The church is dedicated to Thomas Becket and has a porch with strong Saxon elements and carvings. Built in the Gothic style, it has a tall spire, and is Grade I listed. There is also a circular village lock-up which is Grade II listed, and a medieval stone buttercross in the centre of the village which is Grade II listed, and a scheduled monument although the top section of the pillar and cross appear to have been renewed, probably during the Victorian period. In the 1930s the churchyard was said to be haunted. The church spire was struck by lightning in August 1907 leading to repairs costing £80.

Near the village is the Royal Air Force grass airfield of RAF Digby (formerly RAF Scopwick). During the Second World War the station was home to Hurricane and Spitfire squadrons and to Douglas Bader, Guy Gibson, and the pilot and poet John Gillespie Magee. The airfield was Canadian later in the war, as RCAF Digby Fighter Station, with the Operations Room and billets at nearby Blankney Hall.

==Community==
The village has a school, the Digby C of E School for children aged 4 to 11, the Red Lion public house, allotments, and a winery which uses local produce. There is a War Memorial Hall in Church Street.

Beck House on Beck Street is a Grade II listed stone farmhouse dating back several hundred years. There are also examples of 18th- and 19th-century buildings, now private dwellings, including Digby Manor House, a listed building situated on North Street almost opposite a new housing development, Chestnut Close.

During 2009 the Village Hall frontage underwent extensive re-development and now provides seating and new gardens.

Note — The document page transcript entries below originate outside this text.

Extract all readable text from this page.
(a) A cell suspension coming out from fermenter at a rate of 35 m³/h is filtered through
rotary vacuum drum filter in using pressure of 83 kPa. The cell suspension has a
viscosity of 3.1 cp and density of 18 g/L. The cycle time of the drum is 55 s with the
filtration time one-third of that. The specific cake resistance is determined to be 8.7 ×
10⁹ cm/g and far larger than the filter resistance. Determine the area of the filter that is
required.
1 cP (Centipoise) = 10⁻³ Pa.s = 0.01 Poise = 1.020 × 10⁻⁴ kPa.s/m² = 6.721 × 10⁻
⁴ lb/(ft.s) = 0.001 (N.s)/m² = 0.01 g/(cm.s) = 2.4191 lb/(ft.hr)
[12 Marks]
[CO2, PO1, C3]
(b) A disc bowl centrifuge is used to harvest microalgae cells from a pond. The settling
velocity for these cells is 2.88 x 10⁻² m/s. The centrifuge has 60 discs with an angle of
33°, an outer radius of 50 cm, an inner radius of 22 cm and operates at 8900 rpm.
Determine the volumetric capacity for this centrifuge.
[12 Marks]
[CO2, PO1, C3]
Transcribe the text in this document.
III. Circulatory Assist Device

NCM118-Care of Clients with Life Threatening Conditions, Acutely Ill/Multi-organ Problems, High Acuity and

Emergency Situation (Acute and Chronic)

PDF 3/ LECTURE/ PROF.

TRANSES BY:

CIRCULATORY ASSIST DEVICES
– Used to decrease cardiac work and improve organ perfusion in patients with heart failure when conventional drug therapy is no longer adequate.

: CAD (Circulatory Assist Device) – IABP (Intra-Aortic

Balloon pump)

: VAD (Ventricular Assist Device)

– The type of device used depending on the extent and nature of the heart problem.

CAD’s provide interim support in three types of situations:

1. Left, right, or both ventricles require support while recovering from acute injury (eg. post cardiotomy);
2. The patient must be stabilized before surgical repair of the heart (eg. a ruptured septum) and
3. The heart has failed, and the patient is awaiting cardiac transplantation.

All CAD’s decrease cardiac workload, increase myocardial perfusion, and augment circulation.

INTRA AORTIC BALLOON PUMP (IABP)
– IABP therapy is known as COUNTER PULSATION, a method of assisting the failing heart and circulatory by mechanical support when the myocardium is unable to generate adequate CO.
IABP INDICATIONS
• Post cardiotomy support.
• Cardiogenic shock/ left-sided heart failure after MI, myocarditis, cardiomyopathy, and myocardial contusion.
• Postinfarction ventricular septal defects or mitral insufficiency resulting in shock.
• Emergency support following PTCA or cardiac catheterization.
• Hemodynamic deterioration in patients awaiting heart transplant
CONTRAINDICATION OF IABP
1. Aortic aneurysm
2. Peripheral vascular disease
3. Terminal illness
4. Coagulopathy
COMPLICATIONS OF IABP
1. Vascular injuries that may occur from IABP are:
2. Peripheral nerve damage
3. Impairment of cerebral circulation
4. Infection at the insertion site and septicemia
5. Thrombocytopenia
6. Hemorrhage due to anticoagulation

The Lincolnshire Wildlife Trust manage Digby Corner as a wildlife sanctuary. In June 2007 Digby Fen was home to a breeding pair of Montagu's harriers, the rarest breeding birds of prey in the British Isles.

==Transport==

The village is on the north–south B1188 approximately 6 mi west from the National Cycle Network's National Route 1. Ruskington railway station is 3 mi to the south, on the Sleaford to Lincoln line. Approximately 15 mi south-west from Digby is Grantham, which has a regular East Coast Main Line express train to London.